La lettera di un parroco di un rione alla prima periferia di Bologna ai fedeli sulla “rotazione” annuale delle visite stimola varie considerazioni. E fa scaturire tanta tristezza e nostalgia
Parrocchia di un rione alla prima periferia di Bologna. Lettera ai fedeli sulle benedizioni pasquali: «Certamente avrete notato come la situazione della parrocchia stia cambiando, soprattutto nel senso dell’invecchiamento […]. Ma il cambiamento riguarda anche i sacerdoti della parrocchia».

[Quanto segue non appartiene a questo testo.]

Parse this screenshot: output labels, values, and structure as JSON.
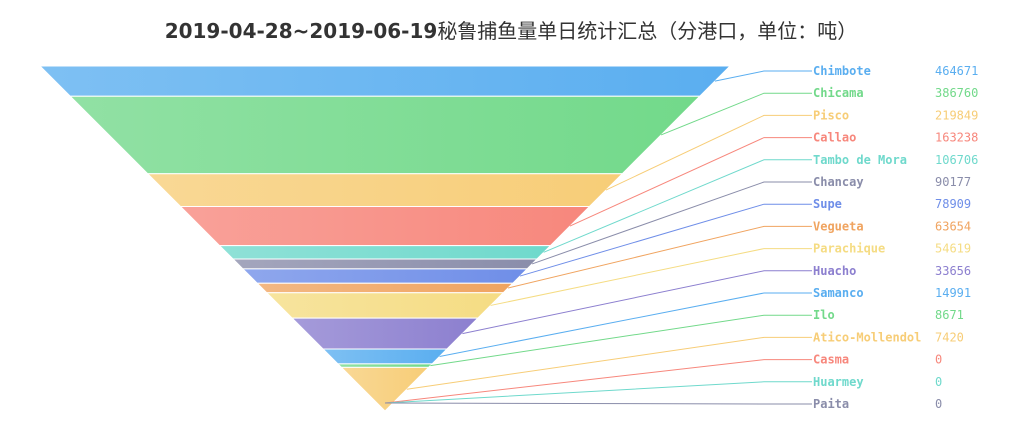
{
  "title_date": "2019-04-28~2019-06-19",
  "title_rest": "秘鲁捕鱼量单日统计汇总（分港口，单位：吨）",
  "chart_data": {
    "type": "funnel",
    "title": "2019-04-28~2019-06-19秘鲁捕鱼量单日统计汇总（分港口，单位：吨）",
    "items": [
      {
        "name": "Chimbote",
        "value": 464671,
        "color": "#5aaef0"
      },
      {
        "name": "Chicama",
        "value": 386760,
        "color": "#72d98a"
      },
      {
        "name": "Pisco",
        "value": 219849,
        "color": "#f7cd77"
      },
      {
        "name": "Callao",
        "value": 163238,
        "color": "#f7877c"
      },
      {
        "name": "Tambo de Mora",
        "value": 106706,
        "color": "#6fd9cc"
      },
      {
        "name": "Chancay",
        "value": 90177,
        "color": "#8a8daa"
      },
      {
        "name": "Supe",
        "value": 78909,
        "color": "#6f8ee8"
      },
      {
        "name": "Vegueta",
        "value": 63654,
        "color": "#f0a460"
      },
      {
        "name": "Parachique",
        "value": 54619,
        "color": "#f5dc83"
      },
      {
        "name": "Huacho",
        "value": 33656,
        "color": "#8c7fcf"
      },
      {
        "name": "Samanco",
        "value": 14991,
        "color": "#5aaef0"
      },
      {
        "name": "Ilo",
        "value": 8671,
        "color": "#72d98a"
      },
      {
        "name": "Atico-Mollendol",
        "value": 7420,
        "color": "#f7cd77"
      },
      {
        "name": "Casma",
        "value": 0,
        "color": "#f7877c"
      },
      {
        "name": "Huarmey",
        "value": 0,
        "color": "#6fd9cc"
      },
      {
        "name": "Paita",
        "value": 0,
        "color": "#8a8daa"
      }
    ]
  }
}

Pochi preti e anziani. Infatti, l’epistola continua così: «Oltre al calo numerico c’è, anche per loro, l’invecchiamento coi relativi problemi fisici. Le scale, il ritmo delle visite e la quantità delle famiglie sono sempre più una fatica che facciamo volentieri, ma che si fanno sempre più sentire…». Pertanto, in vista del giro per le case per le tradizionali benedizioni pasquali, «dopo una vivace discussione», cos’ha deciso il Consiglio pastorale parrocchiale? «Di spalmare l’incontro con le famiglie in tre anni. Suddivideremo il territorio parrocchiale in tre zone (A, B, C). Ogni anno, prima di Pasqua andremo a benedire una zona». Tuttavia, «chi desidera, comunque, ricevere la “benedizione della famiglia” pur non appartenendo alla zona interessata per quest’anno, può compilare il tagliando [sic!] che trova sul retro e farlo pervenire in parrocchia».
Quest’anno la Pasqua arriva molto tardi. Come saprete, essa non ha una data fissa come il Natale, ma cade la domenica successiva il primo plenilunio di primavera (quest’anno venerdì 19 aprile); quindi, il 21 aprile. Ma a tanti cattolici, con le loro famiglie, mancherà qualcosa che da secoli e secoli si ripeteva: l’arrivo in casa del parroco – magari atteso con trepidazione –, il chierichetto, la benedizione con una preghiera. Infatti, quella cui abbiamo fatto riferimento non è l’unica parrocchia di Bologna che ha scelto quest’opzione, né il capoluogo emiliano è l’unica città italiana in cui il cattolicesimo è in difficoltà, e non solo per il giro delle benedizioni pasquali. Va così scomparendo non solo un rito cattolico, ma una tradizione; di più: una cultura millenaria. Chi mi conosce, sa che, anche se rispettoso del cristianesimo e aperto alla spiritualità, sono apertamente laico e ateo.
Eppure, quella lettera mi ha procurato tristezza. È un mondo che se ne va (vedi Il Vaticano ha dato ormai per persa l’Europa?). Una cultura con la quale ci si poteva confrontare. Comunque, una cultura che ha permeato la spiritualità occidentale e ne ha abbellito il paesaggio con l’arte e l’architettura. Una cultura, della quale, come diceva Benedetto Croce, tutti eravamo intrisi, anche i non credenti e gli anticlericali. Considerare tutti gli esseri umani delle persone; e rispettarle. Attraverso la figura di Maria, la devozione del femminile. Mediante Gesù bambino, l’attenzione verso i fanciulli. E, poi, il libero arbitrio. Sono gli stessi valori del mondo “multietnico e multiculturale” che oggi ci viene imposto? Provo, allora, soprattutto malinconia e nostalgia del passato. Anche, quando bussava alla porta il parroco, di quel poter dire “no, grazie”.